At any rate there were a few things in the fils that provided interesting reflections on some of the ideas I have working with a learning about both through my study of Cynefin dynamics (the way problems and solutions move through the Cynefin domains) and with the two loop theory of change which I am using a lot. So here are a few examples.
Solving problems obliquely. Complex problems can’t be solved by taking a head-on, brute force approach to the solution. The film is basically about this writ large, but one vignette stands out as interesting. When Turing needs new staff he devises a way to find them by running a crossword contest in a newspaper. Anyone who solves the problem in under ten minutes gets contacted by MI6 and invited to come and write a test. Although this is not how Joan Clarke joined the project, it was a good way of sorting out the talent from the confirmation biases that riddled the intelligence establishment (in this case gender bias).

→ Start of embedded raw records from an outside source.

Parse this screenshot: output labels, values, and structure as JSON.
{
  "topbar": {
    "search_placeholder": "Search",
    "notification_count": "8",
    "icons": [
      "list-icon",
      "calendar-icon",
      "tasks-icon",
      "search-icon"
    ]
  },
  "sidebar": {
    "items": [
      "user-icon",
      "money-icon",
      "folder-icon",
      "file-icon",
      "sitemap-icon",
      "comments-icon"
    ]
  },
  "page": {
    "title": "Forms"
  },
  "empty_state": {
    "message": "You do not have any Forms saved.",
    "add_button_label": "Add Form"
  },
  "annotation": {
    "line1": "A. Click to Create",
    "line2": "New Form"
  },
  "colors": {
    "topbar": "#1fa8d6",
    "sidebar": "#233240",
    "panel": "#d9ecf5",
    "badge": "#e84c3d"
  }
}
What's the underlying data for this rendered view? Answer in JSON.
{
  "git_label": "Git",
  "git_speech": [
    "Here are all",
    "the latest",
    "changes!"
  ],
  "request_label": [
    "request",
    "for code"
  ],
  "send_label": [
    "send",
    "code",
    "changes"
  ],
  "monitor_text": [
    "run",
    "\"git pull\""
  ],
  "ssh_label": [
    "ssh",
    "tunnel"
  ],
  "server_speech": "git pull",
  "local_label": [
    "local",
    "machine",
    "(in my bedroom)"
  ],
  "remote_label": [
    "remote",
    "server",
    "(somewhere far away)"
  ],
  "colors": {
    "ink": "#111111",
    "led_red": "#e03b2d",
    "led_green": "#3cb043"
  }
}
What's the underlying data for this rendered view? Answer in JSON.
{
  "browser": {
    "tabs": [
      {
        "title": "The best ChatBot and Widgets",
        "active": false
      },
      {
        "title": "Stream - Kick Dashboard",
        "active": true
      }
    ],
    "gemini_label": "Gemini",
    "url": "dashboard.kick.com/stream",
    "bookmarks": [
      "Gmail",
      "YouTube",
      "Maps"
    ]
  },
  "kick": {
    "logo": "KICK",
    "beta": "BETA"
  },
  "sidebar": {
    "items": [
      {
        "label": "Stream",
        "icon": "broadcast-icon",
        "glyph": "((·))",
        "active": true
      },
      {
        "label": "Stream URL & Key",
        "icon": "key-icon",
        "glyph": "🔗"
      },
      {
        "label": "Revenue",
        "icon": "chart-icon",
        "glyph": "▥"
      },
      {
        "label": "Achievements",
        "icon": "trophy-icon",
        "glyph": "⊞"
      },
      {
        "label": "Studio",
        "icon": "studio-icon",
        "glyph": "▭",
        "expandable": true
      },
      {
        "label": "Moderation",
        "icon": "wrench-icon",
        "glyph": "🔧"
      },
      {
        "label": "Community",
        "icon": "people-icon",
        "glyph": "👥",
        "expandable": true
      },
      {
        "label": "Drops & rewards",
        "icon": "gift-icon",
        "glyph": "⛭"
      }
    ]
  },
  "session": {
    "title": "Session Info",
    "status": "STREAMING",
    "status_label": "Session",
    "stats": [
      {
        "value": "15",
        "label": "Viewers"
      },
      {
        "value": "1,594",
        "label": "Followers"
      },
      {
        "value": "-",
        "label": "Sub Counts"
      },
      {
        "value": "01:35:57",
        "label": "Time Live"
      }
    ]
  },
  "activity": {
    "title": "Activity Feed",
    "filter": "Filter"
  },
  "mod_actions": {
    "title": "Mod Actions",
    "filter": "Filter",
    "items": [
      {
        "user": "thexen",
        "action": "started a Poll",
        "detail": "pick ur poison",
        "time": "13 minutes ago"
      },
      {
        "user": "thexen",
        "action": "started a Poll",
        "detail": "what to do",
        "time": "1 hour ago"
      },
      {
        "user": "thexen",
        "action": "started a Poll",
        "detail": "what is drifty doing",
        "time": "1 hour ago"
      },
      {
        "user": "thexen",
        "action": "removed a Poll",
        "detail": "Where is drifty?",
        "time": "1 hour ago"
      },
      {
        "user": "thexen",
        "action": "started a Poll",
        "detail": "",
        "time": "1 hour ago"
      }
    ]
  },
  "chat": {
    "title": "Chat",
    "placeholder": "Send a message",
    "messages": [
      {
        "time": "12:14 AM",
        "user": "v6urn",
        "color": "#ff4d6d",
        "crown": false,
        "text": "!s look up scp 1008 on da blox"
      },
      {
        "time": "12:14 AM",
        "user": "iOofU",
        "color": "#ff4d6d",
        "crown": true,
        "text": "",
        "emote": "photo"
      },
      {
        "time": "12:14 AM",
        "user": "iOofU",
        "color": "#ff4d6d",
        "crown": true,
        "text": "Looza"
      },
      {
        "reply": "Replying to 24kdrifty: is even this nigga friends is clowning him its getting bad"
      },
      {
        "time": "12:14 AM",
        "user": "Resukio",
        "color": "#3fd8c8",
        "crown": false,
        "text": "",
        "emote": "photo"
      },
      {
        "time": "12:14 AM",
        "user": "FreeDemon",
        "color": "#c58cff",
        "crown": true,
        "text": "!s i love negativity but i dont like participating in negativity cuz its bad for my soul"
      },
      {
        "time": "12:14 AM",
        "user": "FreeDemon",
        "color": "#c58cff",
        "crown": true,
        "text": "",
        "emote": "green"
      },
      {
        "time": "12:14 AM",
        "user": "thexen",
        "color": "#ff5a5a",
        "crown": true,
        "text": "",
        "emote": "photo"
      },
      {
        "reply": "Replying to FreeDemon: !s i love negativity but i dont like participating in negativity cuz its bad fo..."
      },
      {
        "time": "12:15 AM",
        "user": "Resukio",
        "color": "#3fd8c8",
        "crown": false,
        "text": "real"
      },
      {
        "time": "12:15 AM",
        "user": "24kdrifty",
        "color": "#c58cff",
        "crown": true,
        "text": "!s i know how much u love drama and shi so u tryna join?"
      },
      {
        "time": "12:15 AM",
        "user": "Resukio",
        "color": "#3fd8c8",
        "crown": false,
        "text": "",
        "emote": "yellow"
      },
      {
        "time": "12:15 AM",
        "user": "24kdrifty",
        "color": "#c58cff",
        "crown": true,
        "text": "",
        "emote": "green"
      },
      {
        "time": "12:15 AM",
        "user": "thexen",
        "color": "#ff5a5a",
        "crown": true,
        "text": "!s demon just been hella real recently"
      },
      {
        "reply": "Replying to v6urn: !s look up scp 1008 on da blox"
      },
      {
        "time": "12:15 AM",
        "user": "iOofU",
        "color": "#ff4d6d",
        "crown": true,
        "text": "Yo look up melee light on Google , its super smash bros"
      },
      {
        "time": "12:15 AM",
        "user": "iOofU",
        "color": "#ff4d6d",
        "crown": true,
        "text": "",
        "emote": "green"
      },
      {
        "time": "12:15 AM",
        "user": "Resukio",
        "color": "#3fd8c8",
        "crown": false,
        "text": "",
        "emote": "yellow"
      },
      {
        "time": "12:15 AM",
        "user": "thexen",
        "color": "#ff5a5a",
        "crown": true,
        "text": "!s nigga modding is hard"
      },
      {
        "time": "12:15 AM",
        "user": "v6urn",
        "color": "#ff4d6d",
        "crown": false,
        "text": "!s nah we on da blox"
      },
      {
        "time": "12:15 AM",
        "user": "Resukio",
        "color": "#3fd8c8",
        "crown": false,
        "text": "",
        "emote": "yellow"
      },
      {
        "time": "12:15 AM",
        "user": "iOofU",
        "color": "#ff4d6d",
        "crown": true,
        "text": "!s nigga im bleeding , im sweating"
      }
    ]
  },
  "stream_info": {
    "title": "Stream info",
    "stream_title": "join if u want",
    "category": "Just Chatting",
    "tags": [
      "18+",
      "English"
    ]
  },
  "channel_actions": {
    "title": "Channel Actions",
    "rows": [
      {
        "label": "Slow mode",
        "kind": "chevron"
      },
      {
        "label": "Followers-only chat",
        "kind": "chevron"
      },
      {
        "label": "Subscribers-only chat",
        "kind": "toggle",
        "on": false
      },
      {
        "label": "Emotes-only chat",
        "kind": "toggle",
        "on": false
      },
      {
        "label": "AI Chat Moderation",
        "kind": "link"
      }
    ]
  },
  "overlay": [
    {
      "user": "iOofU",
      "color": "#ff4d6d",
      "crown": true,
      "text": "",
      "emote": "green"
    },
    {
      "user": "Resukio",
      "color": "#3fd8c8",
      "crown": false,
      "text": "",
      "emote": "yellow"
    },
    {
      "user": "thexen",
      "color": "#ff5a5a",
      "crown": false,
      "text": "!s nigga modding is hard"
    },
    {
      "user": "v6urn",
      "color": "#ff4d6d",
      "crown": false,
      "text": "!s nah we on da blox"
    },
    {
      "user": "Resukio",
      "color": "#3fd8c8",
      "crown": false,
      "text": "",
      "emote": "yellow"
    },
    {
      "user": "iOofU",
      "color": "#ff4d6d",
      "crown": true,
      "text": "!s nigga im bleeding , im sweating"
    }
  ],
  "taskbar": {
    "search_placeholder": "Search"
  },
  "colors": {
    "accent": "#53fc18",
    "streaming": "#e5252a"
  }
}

Disintermediated sensemaking. The idea of letting everyone have the data and find patterns there is an important aspect of working with complexity. While the problems that the team were solving were indeed complicated, they needed to exploit complex human behaviours in order to have a chance to solve them. A complex problem is solvable with enough expertise, and indeed making a code HAS to be solvable if it is to work. If you don’t want others to solve it you simply make the encryption keys so elaborate that there isn’t enough time in the history of the universe to solve the problem. So while in theory, code breaking is a merely technical problem, in order to solve it, you have to narrow down the permutations to make it possible for the technical solutions to be applied. At Bletchley Park, this came down to reading human factors, which is something only the human operators could do. But they could only do that by having access to the raw data and by creating safe-to-fail probes of the system (by using these factors to solve the codes). When they worked, they were exploited.
There are some incredible stories about the way which the women who were intercepting messages came to know their counterparts in Germany. Each German communications officer had his own style, his own signature. And human error in creating predictable procedures meant that people could use these patterns as weak signal detection in order to break some messages, in the case of the Polish codebreakers that did much of the early work on cracking Enigma, even discern the wiring of the machines themselves. This is a classic pattern of what Dave Snowden calls Cynefin dynamics, specifically how we move from safe-to-fail probes in the complex domain to exploiting findings using complicated and in some cases obvious solutions.
This is a really interesting story, and I’ve ordered a couple of books to read in further. I’m very interested to see how the human factors were sensed, discerned, exploited. Combining that capacity with the incredible engineering talents of Turing and his crew provides some excellent stories and examples of Cynefin dynamics at work.